I didn’t really come out. My closet came with glass doors and a crush on Ariel from The Little Mermaid. I had no idea I was gay, I didn’t even know what gay was, but apparently a lot of other people did. When I realized that I wasn’t 100 per cent straight, I was conveniently in a privileged position that allowed me to just continue with my life. I shrugged it off and knew I wouldn’t ever have to explain myself to anyone.

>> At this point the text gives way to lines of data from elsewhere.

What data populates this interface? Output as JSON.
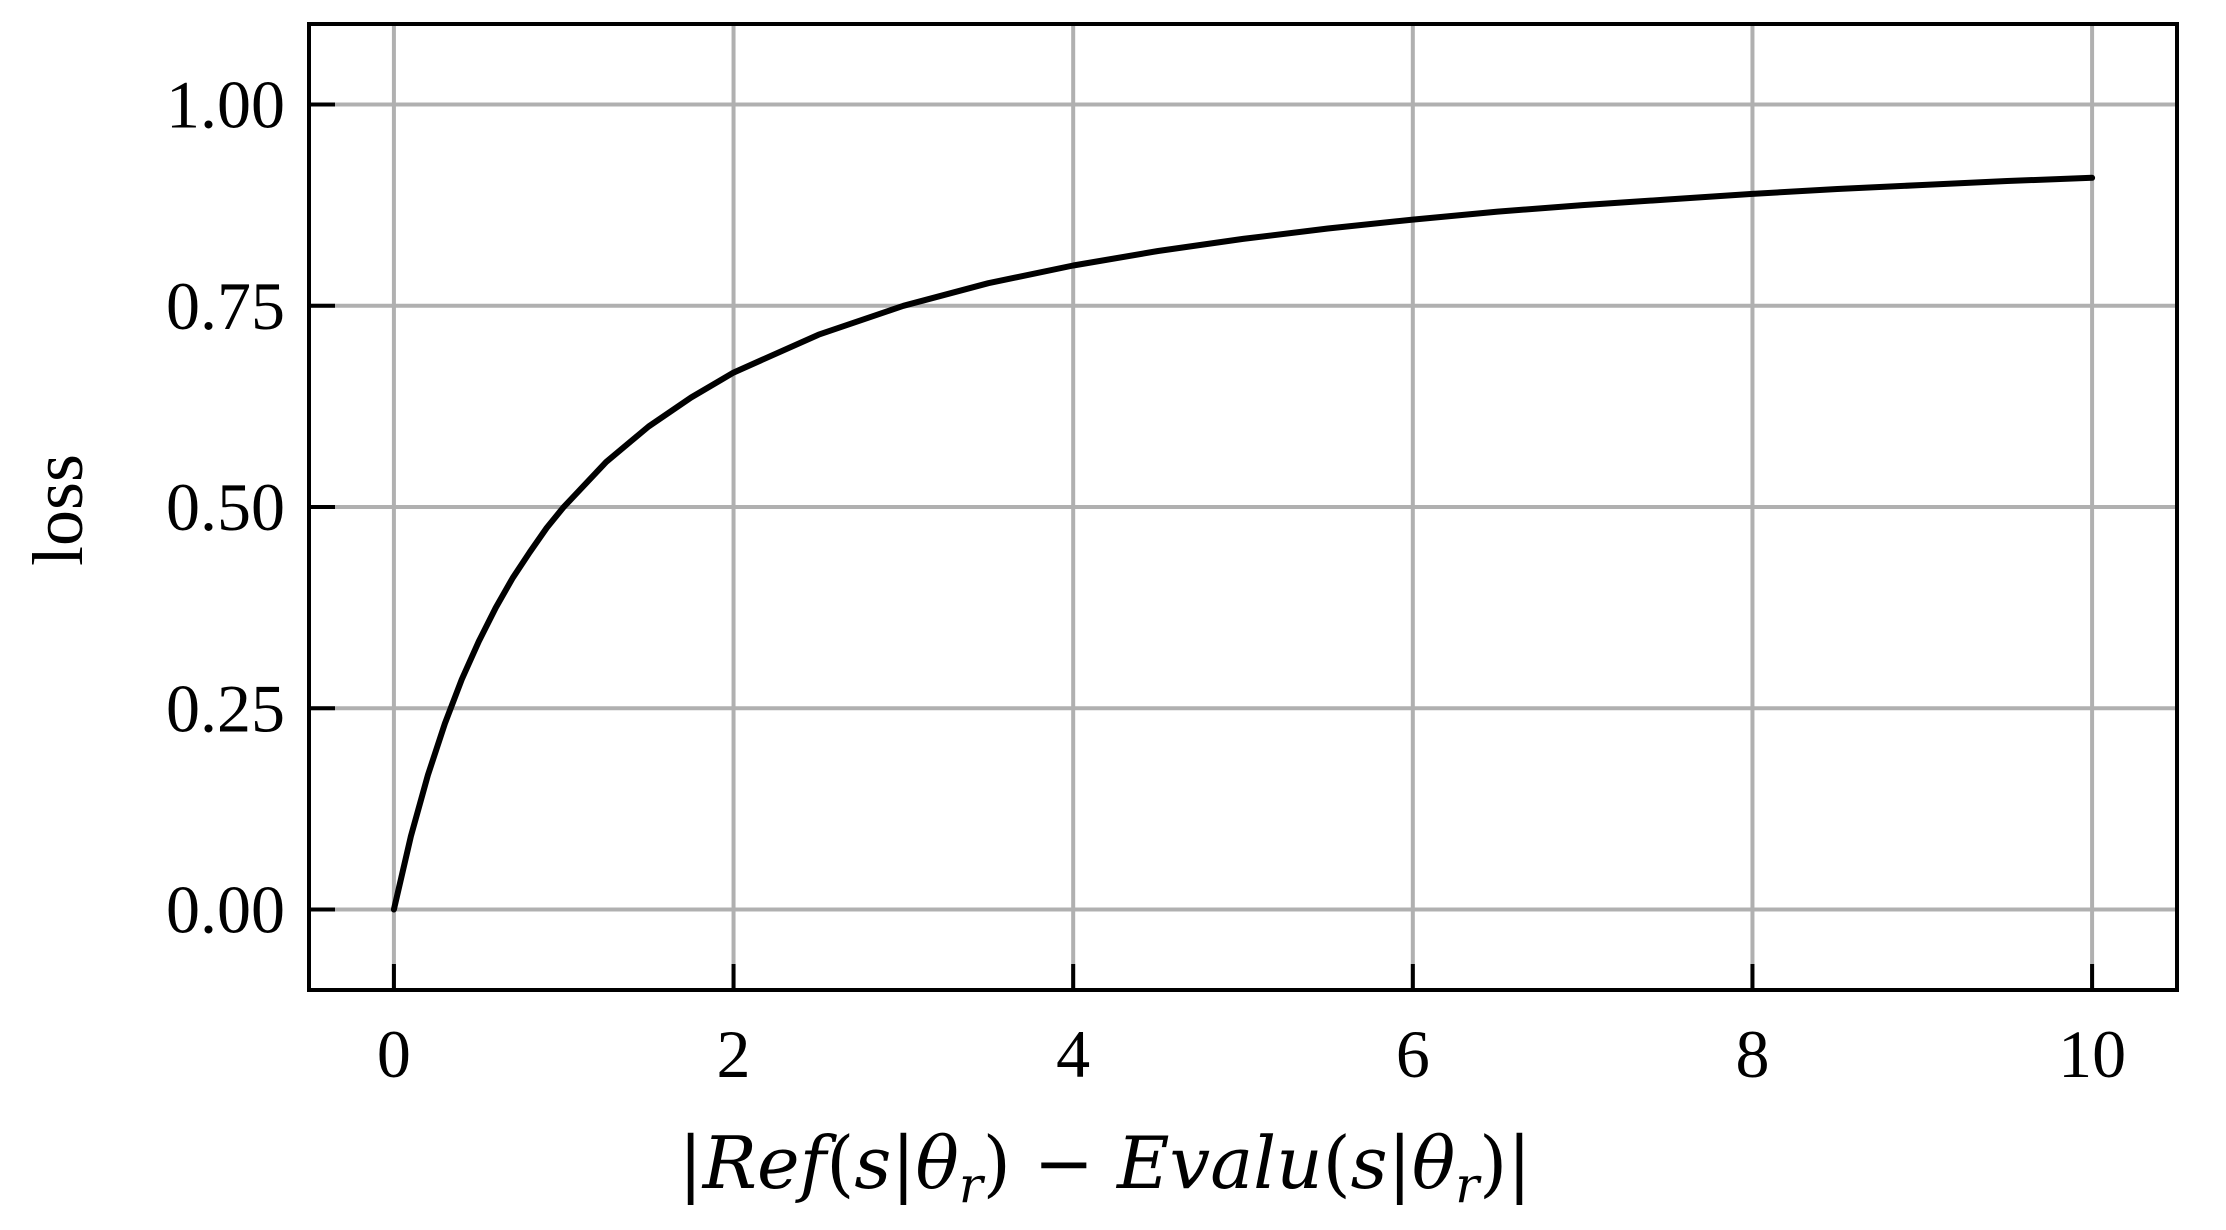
{
  "chart_data": {
    "type": "line",
    "title": "",
    "xlabel": "|Ref(s|θ_r) − Evalu(s|θ_r)|",
    "xlabel_display": "|Ref(s|θr) − Evalu(s|θr)|",
    "ylabel": "loss",
    "xlim": [
      -0.5,
      10.5
    ],
    "ylim": [
      -0.1,
      1.1
    ],
    "x_ticks": [
      0,
      2,
      4,
      6,
      8,
      10
    ],
    "x_tick_labels": [
      "0",
      "2",
      "4",
      "6",
      "8",
      "10"
    ],
    "y_ticks": [
      0.0,
      0.25,
      0.5,
      0.75,
      1.0
    ],
    "y_tick_labels": [
      "0.00",
      "0.25",
      "0.50",
      "0.75",
      "1.00"
    ],
    "grid": true,
    "line_color": "#000000",
    "grid_color": "#b0b0b0",
    "series": [
      {
        "x": [
          0,
          0.1,
          0.2,
          0.3,
          0.4,
          0.5,
          0.6,
          0.7,
          0.8,
          0.9,
          1.0,
          1.25,
          1.5,
          1.75,
          2.0,
          2.5,
          3.0,
          3.5,
          4.0,
          4.5,
          5.0,
          5.5,
          6.0,
          6.5,
          7.0,
          7.5,
          8.0,
          8.5,
          9.0,
          9.5,
          10.0
        ],
        "y": [
          0.0,
          0.091,
          0.167,
          0.231,
          0.286,
          0.333,
          0.375,
          0.412,
          0.444,
          0.474,
          0.5,
          0.556,
          0.6,
          0.636,
          0.667,
          0.714,
          0.75,
          0.778,
          0.8,
          0.818,
          0.833,
          0.846,
          0.857,
          0.867,
          0.875,
          0.882,
          0.889,
          0.895,
          0.9,
          0.905,
          0.909
        ]
      }
    ]
  }
}
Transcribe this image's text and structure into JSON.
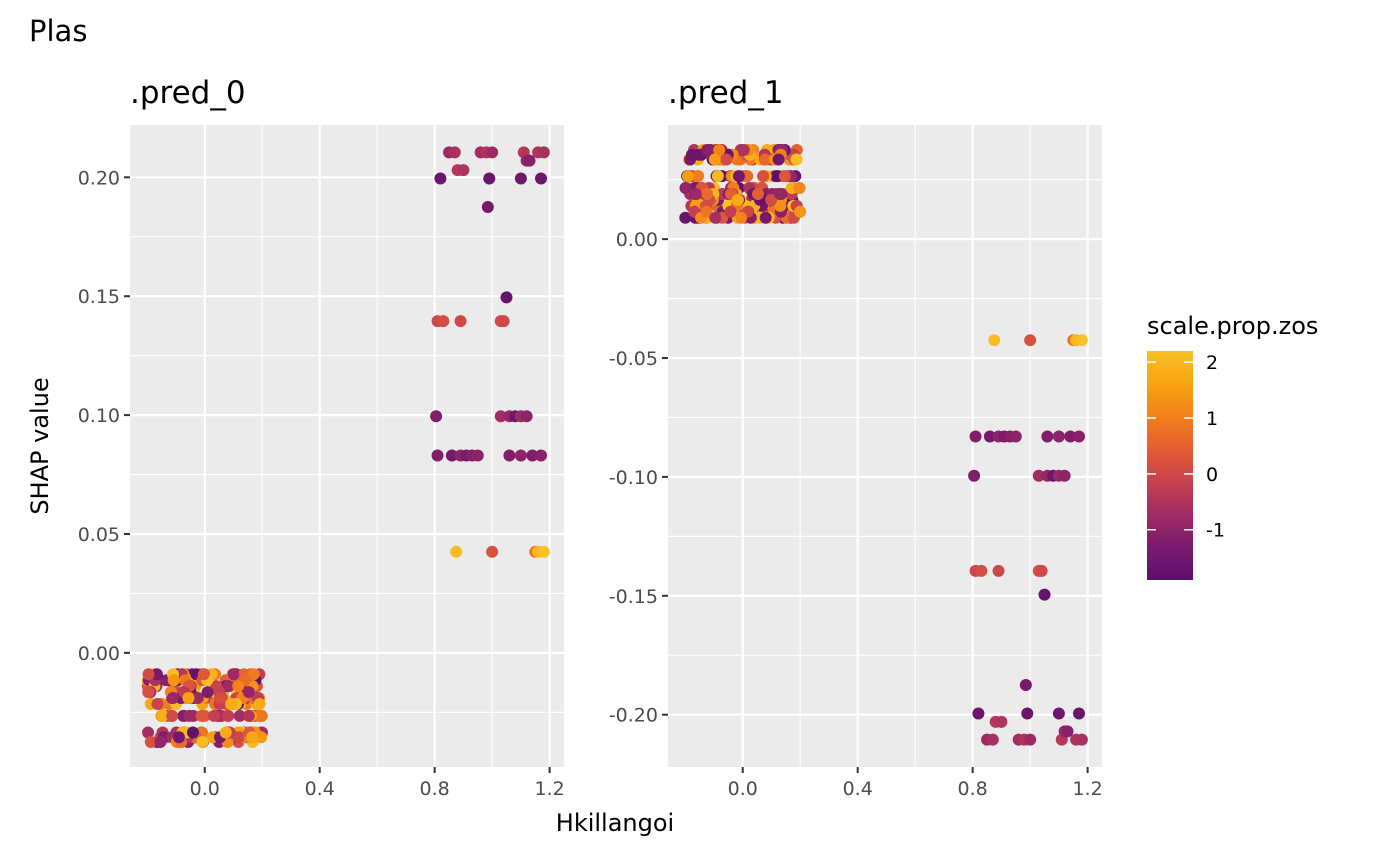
{
  "chart_data": {
    "type": "scatter",
    "title": "Plas",
    "xlabel": "Hkillangoi",
    "ylabel": "SHAP value",
    "grid": true,
    "x_ticks": [
      "0.0",
      "0.4",
      "0.8",
      "1.2"
    ],
    "x_tick_values": [
      0.0,
      0.4,
      0.8,
      1.2
    ],
    "legend": {
      "title": "scale.prop.zos",
      "placement": "right",
      "type": "colorbar",
      "range": [
        -1.9,
        2.2
      ],
      "ticks": [
        "2",
        "1",
        "0",
        "-1"
      ],
      "tick_values": [
        2,
        1,
        0,
        -1
      ],
      "colors": [
        "#5c0f6e",
        "#7a1a6c",
        "#a02c64",
        "#c7414f",
        "#e35d34",
        "#f2801b",
        "#f8a410",
        "#f7c127"
      ]
    },
    "panels": [
      {
        "label": ".pred_0",
        "xlim": [
          -0.26,
          1.25
        ],
        "ylim": [
          -0.048,
          0.222
        ],
        "y_ticks": [
          "0.00",
          "0.05",
          "0.10",
          "0.15",
          "0.20"
        ],
        "y_tick_values": [
          0.0,
          0.05,
          0.1,
          0.15,
          0.2
        ],
        "clusters": [
          {
            "x_range": [
              -0.2,
              0.2
            ],
            "y_values": [
              -0.009,
              -0.0115,
              -0.014,
              -0.0165,
              -0.019,
              -0.0215,
              -0.0265,
              -0.0335,
              -0.0355,
              -0.0375
            ],
            "n": 240
          }
        ],
        "points": [
          {
            "x": 0.82,
            "y": 0.1995,
            "c": -1.6
          },
          {
            "x": 0.85,
            "y": 0.2105,
            "c": -0.8
          },
          {
            "x": 0.87,
            "y": 0.2105,
            "c": -0.6
          },
          {
            "x": 0.88,
            "y": 0.203,
            "c": -0.4
          },
          {
            "x": 0.9,
            "y": 0.203,
            "c": -0.5
          },
          {
            "x": 0.96,
            "y": 0.2105,
            "c": -0.7
          },
          {
            "x": 0.98,
            "y": 0.2105,
            "c": -0.5
          },
          {
            "x": 0.99,
            "y": 0.1995,
            "c": -1.6
          },
          {
            "x": 1.0,
            "y": 0.2105,
            "c": -0.8
          },
          {
            "x": 0.985,
            "y": 0.1875,
            "c": -1.4
          },
          {
            "x": 1.1,
            "y": 0.1995,
            "c": -1.5
          },
          {
            "x": 1.11,
            "y": 0.2105,
            "c": -0.4
          },
          {
            "x": 1.12,
            "y": 0.207,
            "c": -0.9
          },
          {
            "x": 1.13,
            "y": 0.207,
            "c": -1.1
          },
          {
            "x": 1.16,
            "y": 0.2105,
            "c": -0.5
          },
          {
            "x": 1.17,
            "y": 0.1995,
            "c": -1.6
          },
          {
            "x": 1.18,
            "y": 0.2105,
            "c": -0.6
          },
          {
            "x": 1.05,
            "y": 0.1495,
            "c": -1.7
          },
          {
            "x": 0.81,
            "y": 0.1395,
            "c": 0.0
          },
          {
            "x": 0.83,
            "y": 0.1395,
            "c": 0.1
          },
          {
            "x": 0.89,
            "y": 0.1395,
            "c": 0.0
          },
          {
            "x": 1.03,
            "y": 0.1395,
            "c": 0.1
          },
          {
            "x": 1.04,
            "y": 0.1395,
            "c": 0.0
          },
          {
            "x": 0.805,
            "y": 0.0995,
            "c": -1.2
          },
          {
            "x": 1.03,
            "y": 0.0995,
            "c": -0.7
          },
          {
            "x": 1.06,
            "y": 0.0995,
            "c": -0.9
          },
          {
            "x": 1.08,
            "y": 0.0995,
            "c": -1.5
          },
          {
            "x": 1.1,
            "y": 0.0995,
            "c": -0.8
          },
          {
            "x": 1.12,
            "y": 0.0995,
            "c": -1.0
          },
          {
            "x": 0.81,
            "y": 0.083,
            "c": -1.2
          },
          {
            "x": 0.86,
            "y": 0.083,
            "c": -1.4
          },
          {
            "x": 0.89,
            "y": 0.083,
            "c": -1.0
          },
          {
            "x": 0.91,
            "y": 0.083,
            "c": -1.3
          },
          {
            "x": 0.93,
            "y": 0.083,
            "c": -1.1
          },
          {
            "x": 0.95,
            "y": 0.083,
            "c": -1.0
          },
          {
            "x": 1.06,
            "y": 0.083,
            "c": -1.2
          },
          {
            "x": 1.1,
            "y": 0.083,
            "c": -1.0
          },
          {
            "x": 1.14,
            "y": 0.083,
            "c": -1.2
          },
          {
            "x": 1.17,
            "y": 0.083,
            "c": -1.1
          },
          {
            "x": 0.875,
            "y": 0.0425,
            "c": 2.1
          },
          {
            "x": 1.0,
            "y": 0.0425,
            "c": 0.2
          },
          {
            "x": 1.15,
            "y": 0.0425,
            "c": 0.8
          },
          {
            "x": 1.16,
            "y": 0.0425,
            "c": 2.0
          },
          {
            "x": 1.18,
            "y": 0.0425,
            "c": 2.2
          }
        ]
      },
      {
        "label": ".pred_1",
        "xlim": [
          -0.26,
          1.25
        ],
        "ylim": [
          -0.222,
          0.048
        ],
        "y_ticks": [
          "0.00",
          "-0.05",
          "-0.10",
          "-0.15",
          "-0.20"
        ],
        "y_tick_values": [
          0.0,
          -0.05,
          -0.1,
          -0.15,
          -0.2
        ],
        "clusters": [
          {
            "x_range": [
              -0.2,
              0.2
            ],
            "y_values": [
              0.009,
              0.0115,
              0.014,
              0.0165,
              0.019,
              0.0215,
              0.0265,
              0.0335,
              0.0355,
              0.0375
            ],
            "n": 240
          }
        ],
        "points": [
          {
            "x": 0.82,
            "y": -0.1995,
            "c": -1.6
          },
          {
            "x": 0.85,
            "y": -0.2105,
            "c": -0.8
          },
          {
            "x": 0.87,
            "y": -0.2105,
            "c": -0.6
          },
          {
            "x": 0.88,
            "y": -0.203,
            "c": -0.4
          },
          {
            "x": 0.9,
            "y": -0.203,
            "c": -0.5
          },
          {
            "x": 0.96,
            "y": -0.2105,
            "c": -0.7
          },
          {
            "x": 0.98,
            "y": -0.2105,
            "c": -0.5
          },
          {
            "x": 0.99,
            "y": -0.1995,
            "c": -1.6
          },
          {
            "x": 1.0,
            "y": -0.2105,
            "c": -0.8
          },
          {
            "x": 0.985,
            "y": -0.1875,
            "c": -1.4
          },
          {
            "x": 1.1,
            "y": -0.1995,
            "c": -1.5
          },
          {
            "x": 1.11,
            "y": -0.2105,
            "c": -0.4
          },
          {
            "x": 1.12,
            "y": -0.207,
            "c": -0.9
          },
          {
            "x": 1.13,
            "y": -0.207,
            "c": -1.1
          },
          {
            "x": 1.16,
            "y": -0.2105,
            "c": -0.5
          },
          {
            "x": 1.17,
            "y": -0.1995,
            "c": -1.6
          },
          {
            "x": 1.18,
            "y": -0.2105,
            "c": -0.6
          },
          {
            "x": 1.05,
            "y": -0.1495,
            "c": -1.7
          },
          {
            "x": 0.81,
            "y": -0.1395,
            "c": 0.0
          },
          {
            "x": 0.83,
            "y": -0.1395,
            "c": 0.1
          },
          {
            "x": 0.89,
            "y": -0.1395,
            "c": 0.0
          },
          {
            "x": 1.03,
            "y": -0.1395,
            "c": 0.1
          },
          {
            "x": 1.04,
            "y": -0.1395,
            "c": 0.0
          },
          {
            "x": 0.805,
            "y": -0.0995,
            "c": -1.2
          },
          {
            "x": 1.03,
            "y": -0.0995,
            "c": -0.7
          },
          {
            "x": 1.06,
            "y": -0.0995,
            "c": -0.9
          },
          {
            "x": 1.08,
            "y": -0.0995,
            "c": -1.5
          },
          {
            "x": 1.1,
            "y": -0.0995,
            "c": -0.8
          },
          {
            "x": 1.12,
            "y": -0.0995,
            "c": -1.0
          },
          {
            "x": 0.81,
            "y": -0.083,
            "c": -1.2
          },
          {
            "x": 0.86,
            "y": -0.083,
            "c": -1.4
          },
          {
            "x": 0.89,
            "y": -0.083,
            "c": -1.0
          },
          {
            "x": 0.91,
            "y": -0.083,
            "c": -1.3
          },
          {
            "x": 0.93,
            "y": -0.083,
            "c": -1.1
          },
          {
            "x": 0.95,
            "y": -0.083,
            "c": -1.0
          },
          {
            "x": 1.06,
            "y": -0.083,
            "c": -1.2
          },
          {
            "x": 1.1,
            "y": -0.083,
            "c": -1.0
          },
          {
            "x": 1.14,
            "y": -0.083,
            "c": -1.2
          },
          {
            "x": 1.17,
            "y": -0.083,
            "c": -1.1
          },
          {
            "x": 0.875,
            "y": -0.0425,
            "c": 2.1
          },
          {
            "x": 1.0,
            "y": -0.0425,
            "c": 0.2
          },
          {
            "x": 1.15,
            "y": -0.0425,
            "c": 0.8
          },
          {
            "x": 1.16,
            "y": -0.0425,
            "c": 2.0
          },
          {
            "x": 1.18,
            "y": -0.0425,
            "c": 2.2
          }
        ]
      }
    ]
  }
}
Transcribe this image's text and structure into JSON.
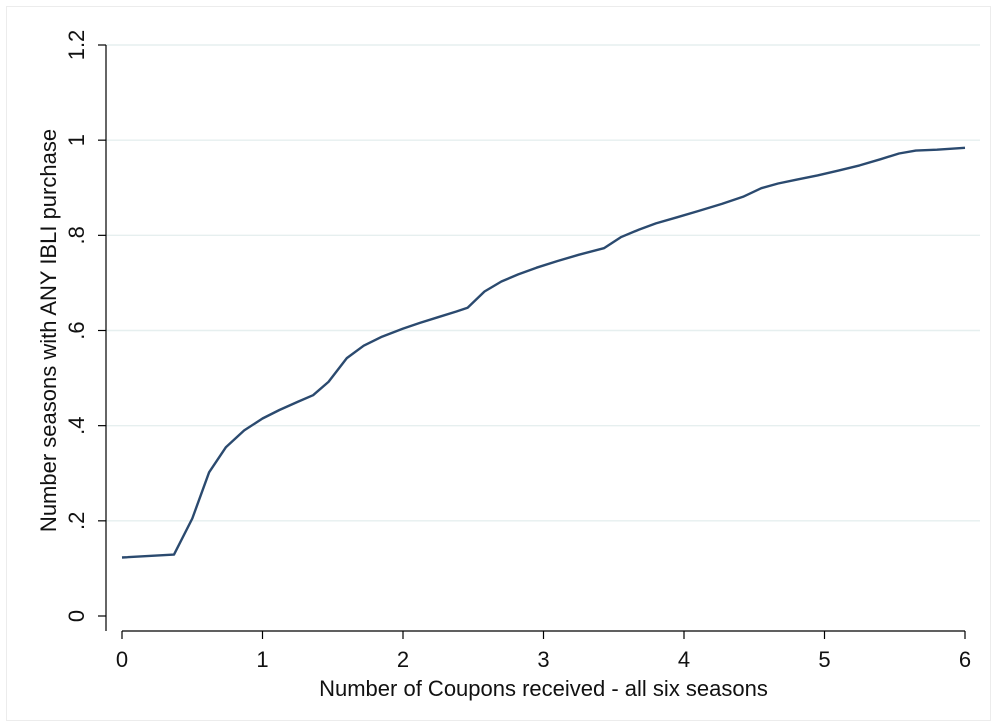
{
  "chart_data": {
    "type": "line",
    "title": "",
    "xlabel": "Number of Coupons received - all six seasons",
    "ylabel": "Number seasons with ANY IBLI purchase",
    "xlim": [
      0,
      6
    ],
    "ylim": [
      0,
      1.2
    ],
    "xticks": [
      0,
      1,
      2,
      3,
      4,
      5,
      6
    ],
    "xtick_labels": [
      "0",
      "1",
      "2",
      "3",
      "4",
      "5",
      "6"
    ],
    "yticks": [
      0,
      0.2,
      0.4,
      0.6,
      0.8,
      1.0,
      1.2
    ],
    "ytick_labels": [
      "0",
      ".2",
      ".4",
      ".6",
      ".8",
      "1",
      "1.2"
    ],
    "grid": true,
    "line_color": "#2b4a6f",
    "gridline_color": "#e6efef",
    "series": [
      {
        "x": [
          0,
          0.37,
          0.5,
          0.62,
          0.74,
          0.87,
          1.0,
          1.12,
          1.25,
          1.36,
          1.47,
          1.6,
          1.72,
          1.85,
          2.0,
          2.12,
          2.25,
          2.38,
          2.46,
          2.58,
          2.7,
          2.82,
          2.95,
          3.1,
          3.25,
          3.43,
          3.55,
          3.68,
          3.8,
          3.95,
          4.1,
          4.27,
          4.42,
          4.55,
          4.67,
          4.8,
          4.95,
          5.1,
          5.25,
          5.4,
          5.53,
          5.65,
          5.8,
          6.0
        ],
        "values": [
          0.123,
          0.129,
          0.205,
          0.302,
          0.355,
          0.39,
          0.415,
          0.433,
          0.45,
          0.464,
          0.492,
          0.542,
          0.568,
          0.587,
          0.604,
          0.616,
          0.628,
          0.64,
          0.648,
          0.682,
          0.703,
          0.718,
          0.732,
          0.746,
          0.759,
          0.773,
          0.796,
          0.812,
          0.825,
          0.838,
          0.851,
          0.866,
          0.881,
          0.899,
          0.909,
          0.917,
          0.926,
          0.936,
          0.947,
          0.96,
          0.972,
          0.978,
          0.98,
          0.984
        ]
      }
    ]
  }
}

Coming out is a unique experience for everyone. Sometimes it can be really positive and everyone is really happy for you. Sometimes you get “We know,” as the main response. Not everybody gets a cake covered in rainbow sprinkles and not everybody gets disowned by their family. There’s a range of reactions in between and there’s almost no way anybody can predict what they’re going to get. It’s not easy for anybody and it’s a personal decision. Nobody can make it for you. If you’re comfortable and safe, and in a supportive situation, not having to watch what you say is a lot less stressful. But maybe you’re not. Maybe it isn’t safe for you to ‘come out.’ If that’s the case, make yourself comfortable in that closet. Decorate. Put up twinkle lights and posters of Kristen Stewart. It’s more important that you be safe than ‘brave.’ Find your safe space and be comfortable. Whether it’s an LGBTQ+ group at school (such as Brock Pride), or a blog on Tumblr, there’s someplace for everyone.
Eventually, people won’t have to be brave to come out. Though marriage equality exists in Canada right now, discrimination still happens. People are still scared. We are still not quite at that place where people can just be themselves and everybody just moves on with their lives. Though there are rules and laws against discrimination in many countries, others continue to use corporal punishment against their queer populations. Closer to home, it’s still sometimes difficult to talk with family members who might be a little bit behind the times or might stick to outdated religious ideas that prevent them from accepting gay people.
If you came out this year, congratulations! I hope you got, and continue to get the love and support of your friends and family. If you’re not out, that’s okay too. You’re not a coward. You’re not weak. You don’t owe this to anybody. You’ve got your reasons and no matter what they are, they’re valid. You’re still gay (or whatever!) even if you haven’t told anybody about it.